360 / VR paper prototyping
Yesterday I had fun with paper prototyping 360 / VR experiences. This is so exciting that I’m stopping everything to share.
It’s all thanks to Volodymyr Kurbatov: an AR/VR product designer and the founder of Inborn Experience (a fantastic resource for UX designers in the AR/VR space.) I bumped into his articles on Medium yesterday and was curious about his prototyping methods. Oh what a find!
I quickly purchased all of his templates through Gumroad and started playing with them. So far, I’ve played with the equirectangular grid template (in PDF; he also offers equirectangular grids in JPG, PNG, and PSD formats).
The idea is to draw on an equirectangular grid, scan the image and crop it (following the crop marks) in 2:1 ratio, and update to a platform that supports 360 photos: as a private image on Google Street View is fine. One can also use the screen recording feature on iPhone to grab a video of the prototype.

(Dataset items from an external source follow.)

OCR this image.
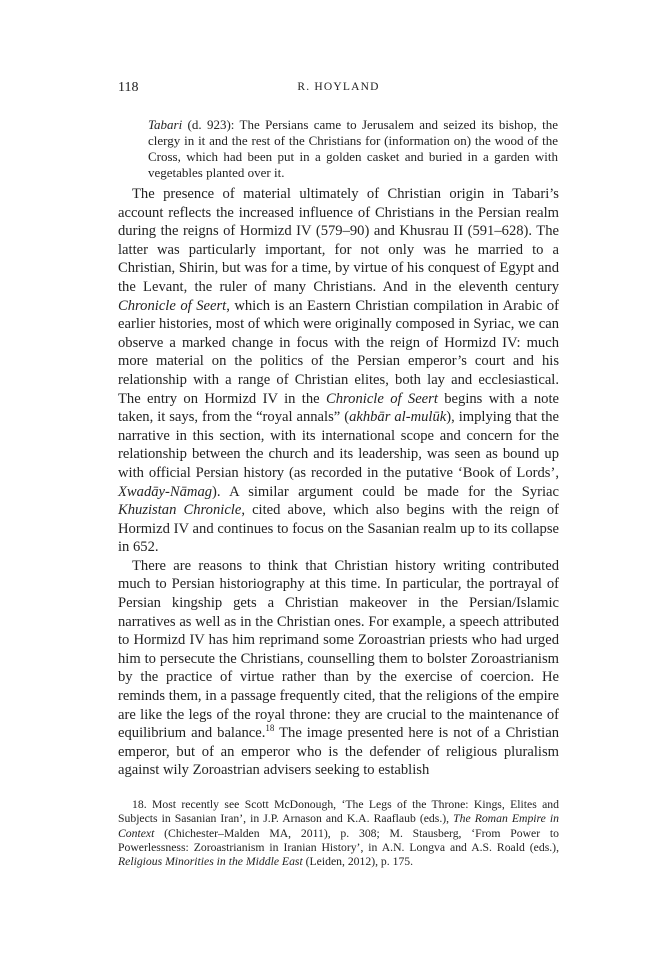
118	R. HOYLAND
Tabari (d. 923): The Persians came to Jerusalem and seized its bishop, the clergy in it and the rest of the Christians for (information on) the wood of the Cross, which had been put in a golden casket and buried in a garden with vegetables planted over it.

The presence of material ultimately of Christian origin in Tabari’s account reflects the increased influence of Christians in the Persian realm during the reigns of Hormizd IV (579–90) and Khusrau II (591–628). The latter was particularly important, for not only was he married to a Christian, Shirin, but was for a time, by virtue of his conquest of Egypt and the Levant, the ruler of many Christians. And in the eleventh century Chronicle of Seert, which is an Eastern Christian compilation in Arabic of earlier histories, most of which were originally composed in Syriac, we can observe a marked change in focus with the reign of Hormizd IV: much more material on the politics of the Persian emperor’s court and his relationship with a range of Christian elites, both lay and ecclesiastical. The entry on Hormizd IV in the Chronicle of Seert begins with a note taken, it says, from the “royal annals” (akhbār al-mulūk), implying that the narrative in this section, with its international scope and concern for the relationship between the church and its leadership, was seen as bound up with official Persian history (as recorded in the putative ‘Book of Lords’, Xwadāy-Nāmag). A similar argument could be made for the Syriac Khuzistan Chronicle, cited above, which also begins with the reign of Hormizd IV and continues to focus on the Sasanian realm up to its collapse in 652.

There are reasons to think that Christian history writing contributed much to Persian historiography at this time. In particular, the portrayal of Persian kingship gets a Christian makeover in the Persian/Islamic narratives as well as in the Christian ones. For example, a speech attributed to Hormizd IV has him reprimand some Zoroastrian priests who had urged him to persecute the Christians, counselling them to bolster Zoroastrianism by the practice of virtue rather than by the exercise of coercion. He reminds them, in a passage frequently cited, that the religions of the empire are like the legs of the royal throne: they are crucial to the maintenance of equilibrium and balance.$^{18}$ The image presented here is not of a Christian emperor, but of an emperor who is the defender of religious pluralism against wily Zoroastrian advisers seeking to establish

18. Most recently see Scott McDonough, ‘The Legs of the Throne: Kings, Elites and Subjects in Sasanian Iran’, in J.P. Arnason and K.A. Raaflaub (eds.), The Roman Empire in Context (Chichester–Malden MA, 2011), p. 308; M. Stausberg, ‘From Power to Powerlessness: Zoroastrianism in Iranian History’, in A.N. Longva and A.S. Roald (eds.), Religious Minorities in the Middle East (Leiden, 2012), p. 175.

My first test looked like this:
I snapped a picture with my iPhone and imported it into Photoshop (the resolution of the images taken with the iPhone 6S Plus camera is not high enough for Google Street View—at least 3840×1920) to clean it up a bit.
The image itself looks like this:
And the final result looks like this:
Momento360 is good place to host 360 images like these, but I’m going to look into doing the same thing with A-Frame on a hosted page.
Not a paper person? No problem
As you see, in something like 10-15 minutes, one can go from paper to 360 prototype. Volodymyr shows how to do the same thing in Photoshop if you’d rather use digital assets and skip the paper step.